Herma
InNo-Liner system wins German Packaging Award

23.09.2019 With the InNo-Liner system, Herma, a specialist for self-adhesive technology based in Filderstadt, Germany, has developed a solution with which the entire climate-relevant CO2 footprint of a label can be drastically reduced – by doing without carrier material.

With the new InNo-Liner labelling system, thousands of tonnes of carrier material can be saved every year.
© Photo: Herma
With the new InNo-Liner labelling system, thousands of tonnes of carrier material can be saved every year.

The system has now received the German Packaging Award in the sustainability category. A decisive reason for this is that thousands of tons of carrier material can be saved, which would otherwise have to be disposed of after application.

Waste avoidance on a large scale

The term carrier material refers to papers or films used to cover the adhesive sides of labels. According to the Bundesverband Paket und Expresslogistik (BIEK), more than ten million shipping labels are used every day in Germany alone. With the new InNo-Liner system, a huge amount of waste is avoided.

The German Packaging Award is considered to be the most renowned packaging competition in Europe. Under the patronage of the Federal Minister of Economics and Energy, the independent jury of trade associations, companies, trade and research had examined and evaluated submissions from 14 countries. In the end, 34 innovations from Germany, Switzerland, Spain and Sweden were successful in the ten categories. "The strong field of participants with the many convincing solutions did not make it easy for our jury.
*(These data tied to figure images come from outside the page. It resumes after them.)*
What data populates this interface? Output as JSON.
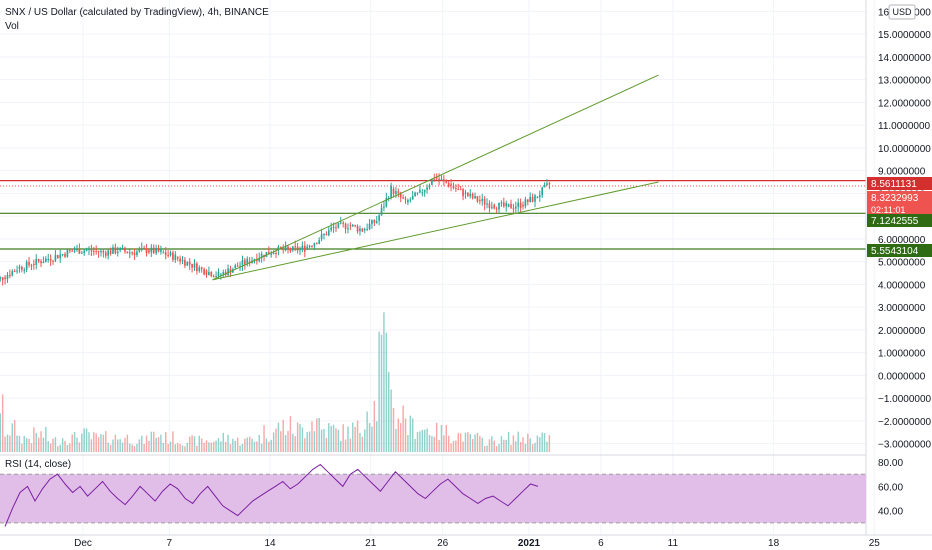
{
  "header": {
    "title": "SNX / US Dollar (calculated by TradingView), 4h, BINANCE",
    "vol_label": "Vol"
  },
  "currency_button": "USD",
  "rsi": {
    "label": "RSI (14, close)",
    "axis_ticks": [
      80,
      60,
      40
    ],
    "axis_tick_labels": [
      "80.00",
      "60.00",
      "40.00"
    ],
    "upper_band": 70,
    "lower_band": 30,
    "values": [
      27,
      42,
      55,
      60,
      48,
      58,
      66,
      70,
      62,
      55,
      60,
      52,
      58,
      64,
      56,
      50,
      45,
      52,
      60,
      54,
      48,
      56,
      62,
      58,
      50,
      46,
      54,
      60,
      52,
      44,
      40,
      36,
      42,
      48,
      52,
      56,
      60,
      64,
      58,
      62,
      68,
      74,
      78,
      72,
      66,
      60,
      70,
      74,
      68,
      62,
      56,
      64,
      72,
      66,
      60,
      54,
      50,
      56,
      62,
      66,
      60,
      54,
      50,
      46,
      50,
      52,
      48,
      44,
      50,
      56,
      62,
      60
    ]
  },
  "price_axis": {
    "ticks": [
      16,
      15,
      14,
      13,
      12,
      11,
      10,
      9,
      8,
      7,
      6,
      5,
      4,
      3,
      2,
      1,
      0,
      -1,
      -2,
      -3
    ],
    "tick_labels": [
      "16.0000000",
      "15.0000000",
      "14.0000000",
      "13.0000000",
      "12.0000000",
      "11.0000000",
      "10.0000000",
      "9.0000000",
      "8.0000000",
      "7.0000000",
      "6.0000000",
      "5.0000000",
      "4.0000000",
      "3.0000000",
      "2.0000000",
      "1.0000000",
      "0.0000000",
      "−1.0000000",
      "−2.0000000",
      "−3.0000000"
    ]
  },
  "price_labels": {
    "resistance": "8.5611131",
    "current": "8.3232993",
    "countdown": "02:11:01",
    "support1": "7.1242555",
    "support2": "5.5543104"
  },
  "colors": {
    "up": "#26a69a",
    "down": "#ef5350",
    "resistance_line": "#d32f2f",
    "support_line": "#3d7d1e",
    "trend_line": "#5f9a2c",
    "rsi_line": "#7b1fa2",
    "rsi_band": "#e1bee7"
  },
  "chart_data": {
    "type": "candlestick",
    "title": "SNX / US Dollar (calculated by TradingView), 4h, BINANCE",
    "x_tick_labels": [
      "Dec",
      "7",
      "14",
      "21",
      "26",
      "2021",
      "6",
      "11",
      "18",
      "25"
    ],
    "x_tick_dates": [
      "2020-12-01",
      "2020-12-07",
      "2020-12-14",
      "2020-12-21",
      "2020-12-26",
      "2021-01-01",
      "2021-01-06",
      "2021-01-11",
      "2021-01-18",
      "2021-01-25"
    ],
    "y_range": [
      -3.5,
      16.5
    ],
    "horizontal_levels": [
      {
        "value": 8.5611131,
        "color": "#d32f2f"
      },
      {
        "value": 7.1242555,
        "color": "#3d7d1e"
      },
      {
        "value": 5.5543104,
        "color": "#3d7d1e"
      }
    ],
    "current_price": 8.3232993,
    "trend_lines": [
      {
        "start": [
          "2020-12-10",
          4.2
        ],
        "end": [
          "2021-01-10",
          13.2
        ]
      },
      {
        "start": [
          "2020-12-10",
          4.2
        ],
        "end": [
          "2021-01-10",
          8.5
        ]
      }
    ],
    "candle_dates": [
      "2020-11-25",
      "2020-11-26",
      "2020-11-27",
      "2020-11-28",
      "2020-11-29",
      "2020-11-30",
      "2020-12-01",
      "2020-12-02",
      "2020-12-03",
      "2020-12-04",
      "2020-12-05",
      "2020-12-06",
      "2020-12-07",
      "2020-12-08",
      "2020-12-09",
      "2020-12-10",
      "2020-12-11",
      "2020-12-12",
      "2020-12-13",
      "2020-12-14",
      "2020-12-15",
      "2020-12-16",
      "2020-12-17",
      "2020-12-18",
      "2020-12-19",
      "2020-12-20",
      "2020-12-21",
      "2020-12-22",
      "2020-12-23",
      "2020-12-24",
      "2020-12-25",
      "2020-12-26",
      "2020-12-27",
      "2020-12-28",
      "2020-12-29",
      "2020-12-30",
      "2020-12-31",
      "2021-01-01",
      "2021-01-02"
    ],
    "close": [
      4.3,
      4.7,
      4.9,
      5.1,
      5.3,
      5.5,
      5.5,
      5.4,
      5.5,
      5.4,
      5.5,
      5.4,
      5.2,
      4.9,
      4.6,
      4.4,
      4.7,
      5.0,
      5.3,
      5.5,
      5.5,
      5.6,
      6.0,
      6.5,
      6.6,
      6.4,
      6.8,
      8.2,
      7.6,
      8.0,
      8.7,
      8.4,
      8.0,
      7.7,
      7.5,
      7.4,
      7.5,
      7.8,
      8.4
    ],
    "volume": [
      1.4,
      0.8,
      0.5,
      0.6,
      0.4,
      0.5,
      0.6,
      0.5,
      0.5,
      0.5,
      0.4,
      0.6,
      0.5,
      0.4,
      0.4,
      0.4,
      0.5,
      0.4,
      0.5,
      0.7,
      0.9,
      0.8,
      1.1,
      0.8,
      0.7,
      0.8,
      1.6,
      3.4,
      1.3,
      0.9,
      0.8,
      0.7,
      0.6,
      0.5,
      0.4,
      0.4,
      0.5,
      0.5,
      0.5
    ]
  }
}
But now the 34 winners shine all the more," said Dr Bettina Horenburg, member of the board and overall responsible for the German Packaging Award at the German Packaging Institute (DVI) on the occasion of the announcement of the winners.

In the sustainability category, Herma was represented twice this year as a development partner for a PE self-adhesive label consisting of 100% recycled PE. "We have recently developed a whole series of innovations that show how labels can contribute to making packaging and recycling processes much more sustainable," reports Dr Thomas Baumgärtner, managing director and head of the Adhesive Materials Division at Herma. The InNo-Liner system can be seen live for the first time at the Fachpack trade fairs in Nuremberg and Labelexpo in Brussels; visitors can also experience the PE film label made of recycled material there.

Strong performance thanks to multi-layer technology

The Herma InNo-Liner System is based on a specially developed technology. "Unlike conventional labels, the paper material is not sticky, as the adhesive is initially deactivated," explains Milos Kojic, project participant at Herma. A precise, purely water-based micro atomisation unit only activates the adhesive when it is dispensed. The extremely strong adhesion is made possible by a special multi-layer pressure-sensitive adhesive for which HERMA has applied for a patent, as has the microsputtering unit specially developed for the system. The InNo-Liner system was developed jointly by all three of the company's business units (labelling machines, adhesive materials and labels). It is a great honour for everyone involved to have been awarded this prestigious prize," says Milos Kojic. "We have put our heart and soul into this project right from the start and are delighted that the efforts of the development team are now paying off.

Herma development receives two awards

With the PE film label completely made of recycled material, Herma was involved in another winner of the German Packaging Award in the sustainability category. The joint development with Druckerei Schäfer-Etiketten from Wolfschlugen and with the support of Polifilm, a company specialising in PE films, makes it the first PE film label to consist entirely of recycled polyethylene and the substance titanium dioxide (TiO2) as an important dye. Half of the "raw material" for this label material comes from corresponding industrial waste and half from old PE packaging typically found in households, for example in the form of plastic bottles.